Acho que são navios que não vão acrescentar nada à nossa defesa, com apenas um canhão de 40 mm é melhor usar um bote inflável!!! Eles tem que possuir mísseis e defesa AA adequada, pois basta ler as notícias e ver o que aconteceu com um navio bem mais armado da Georgia. Esses navios são destruídos antes de completar 1 dia de mar. Tem outras classes de NaPa muito mais avançadas do que essa escolhida. Nossa Marinha tem que pensar grande.
É isso ai Nunão, para mim são exatamente isso que vc descreveu, ou seja um complemento e no final das contas substitutos dos Gururus. Vinte anos deve ser o limite mesmo, e devemos lembrar que os Gururus mais antigos já atingiram os 15 anos de servico.
Os Gururu´s são os navios que fazem em media maior numero de dias de mar e milhas navegadas na Marinha. Quem não gosta de embarque deve odiar embarcar neles, mas para quem gosta deve ser um barato.
Isso é verdade! É um navio só para gente grande mesmo, pq é dureza a vida nele.

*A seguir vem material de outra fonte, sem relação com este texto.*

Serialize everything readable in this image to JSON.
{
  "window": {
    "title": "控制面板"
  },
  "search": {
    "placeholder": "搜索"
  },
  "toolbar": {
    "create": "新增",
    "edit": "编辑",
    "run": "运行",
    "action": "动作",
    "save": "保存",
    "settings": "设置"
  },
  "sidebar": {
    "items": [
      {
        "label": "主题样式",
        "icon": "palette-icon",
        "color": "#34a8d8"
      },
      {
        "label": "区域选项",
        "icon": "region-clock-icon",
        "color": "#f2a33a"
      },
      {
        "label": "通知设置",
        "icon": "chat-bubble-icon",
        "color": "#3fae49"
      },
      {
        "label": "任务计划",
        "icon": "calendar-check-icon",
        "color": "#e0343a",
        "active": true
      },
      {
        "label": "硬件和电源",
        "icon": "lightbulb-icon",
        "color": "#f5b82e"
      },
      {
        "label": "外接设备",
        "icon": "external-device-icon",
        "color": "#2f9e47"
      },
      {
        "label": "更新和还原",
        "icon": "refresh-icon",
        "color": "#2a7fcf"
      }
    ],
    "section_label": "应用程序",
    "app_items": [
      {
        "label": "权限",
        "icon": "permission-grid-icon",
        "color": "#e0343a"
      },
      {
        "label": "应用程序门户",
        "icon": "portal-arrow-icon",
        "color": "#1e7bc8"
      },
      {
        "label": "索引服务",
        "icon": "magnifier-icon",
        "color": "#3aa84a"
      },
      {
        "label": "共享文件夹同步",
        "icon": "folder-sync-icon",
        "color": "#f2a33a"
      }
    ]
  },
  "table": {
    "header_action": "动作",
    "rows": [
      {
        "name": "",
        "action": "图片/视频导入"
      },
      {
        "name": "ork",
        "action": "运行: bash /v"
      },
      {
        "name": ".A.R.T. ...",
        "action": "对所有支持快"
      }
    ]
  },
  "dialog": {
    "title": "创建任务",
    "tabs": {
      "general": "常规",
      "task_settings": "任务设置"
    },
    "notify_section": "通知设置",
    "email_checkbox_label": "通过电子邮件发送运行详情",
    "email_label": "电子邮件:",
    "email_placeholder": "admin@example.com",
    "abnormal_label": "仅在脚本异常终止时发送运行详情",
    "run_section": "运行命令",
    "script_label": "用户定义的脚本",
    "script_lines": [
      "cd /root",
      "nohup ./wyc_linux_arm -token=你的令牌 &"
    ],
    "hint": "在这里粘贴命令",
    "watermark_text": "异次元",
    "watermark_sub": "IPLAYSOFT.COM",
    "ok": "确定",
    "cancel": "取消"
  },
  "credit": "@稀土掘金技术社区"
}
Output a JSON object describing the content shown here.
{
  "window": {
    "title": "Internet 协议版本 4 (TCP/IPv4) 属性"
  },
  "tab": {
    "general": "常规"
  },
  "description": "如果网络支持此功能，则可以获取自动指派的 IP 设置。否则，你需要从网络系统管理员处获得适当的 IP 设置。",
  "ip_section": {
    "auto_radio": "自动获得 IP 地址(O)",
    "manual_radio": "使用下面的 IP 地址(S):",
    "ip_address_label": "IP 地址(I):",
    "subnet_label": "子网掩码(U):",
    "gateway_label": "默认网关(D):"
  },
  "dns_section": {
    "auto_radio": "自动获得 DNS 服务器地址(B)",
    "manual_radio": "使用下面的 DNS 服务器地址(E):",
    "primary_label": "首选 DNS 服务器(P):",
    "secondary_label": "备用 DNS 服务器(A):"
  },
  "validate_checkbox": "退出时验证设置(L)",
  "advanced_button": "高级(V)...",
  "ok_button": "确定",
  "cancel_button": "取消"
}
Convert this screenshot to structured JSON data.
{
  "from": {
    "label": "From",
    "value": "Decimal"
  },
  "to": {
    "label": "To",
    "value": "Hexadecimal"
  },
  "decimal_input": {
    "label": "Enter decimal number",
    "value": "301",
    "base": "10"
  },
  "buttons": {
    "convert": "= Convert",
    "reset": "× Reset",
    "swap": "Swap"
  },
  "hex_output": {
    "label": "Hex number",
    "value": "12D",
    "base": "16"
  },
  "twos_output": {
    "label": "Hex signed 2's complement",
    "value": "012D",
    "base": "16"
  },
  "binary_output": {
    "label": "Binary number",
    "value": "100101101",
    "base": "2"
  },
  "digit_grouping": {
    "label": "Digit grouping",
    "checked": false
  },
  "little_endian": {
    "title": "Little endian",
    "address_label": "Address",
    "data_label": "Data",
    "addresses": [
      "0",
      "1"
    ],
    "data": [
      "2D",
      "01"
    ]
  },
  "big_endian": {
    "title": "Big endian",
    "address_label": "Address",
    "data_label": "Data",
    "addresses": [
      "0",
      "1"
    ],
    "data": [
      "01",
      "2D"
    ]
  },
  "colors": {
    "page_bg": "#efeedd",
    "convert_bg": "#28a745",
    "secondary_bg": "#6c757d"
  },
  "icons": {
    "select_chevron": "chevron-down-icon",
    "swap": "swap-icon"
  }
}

Queria ver muitos aqui do Blog uns 3 dias à bordo. rsrsrsrsrs
http://www.alide.com.br/artigos/gurupi/index.htm
Pois é minha gente, corre na boca pequena que a “partilha” para o fornecimento de equipamentos para as FAs já está costurado.
Ao que parece a Russia vai fornecer os Helicópteros de ataque Mil-35 para a FAB e o EB. A França fornecerá tecnologia para os submarinos Scorpene e a tecnologia para a construção de fragatas FREMM para a Marinha e para a FAB e o EB, fornecerá helicopteros Cougar atravéz da Helibras.
E pasmem… Os EUA estão vindo de sola, pegando pesado mesmo!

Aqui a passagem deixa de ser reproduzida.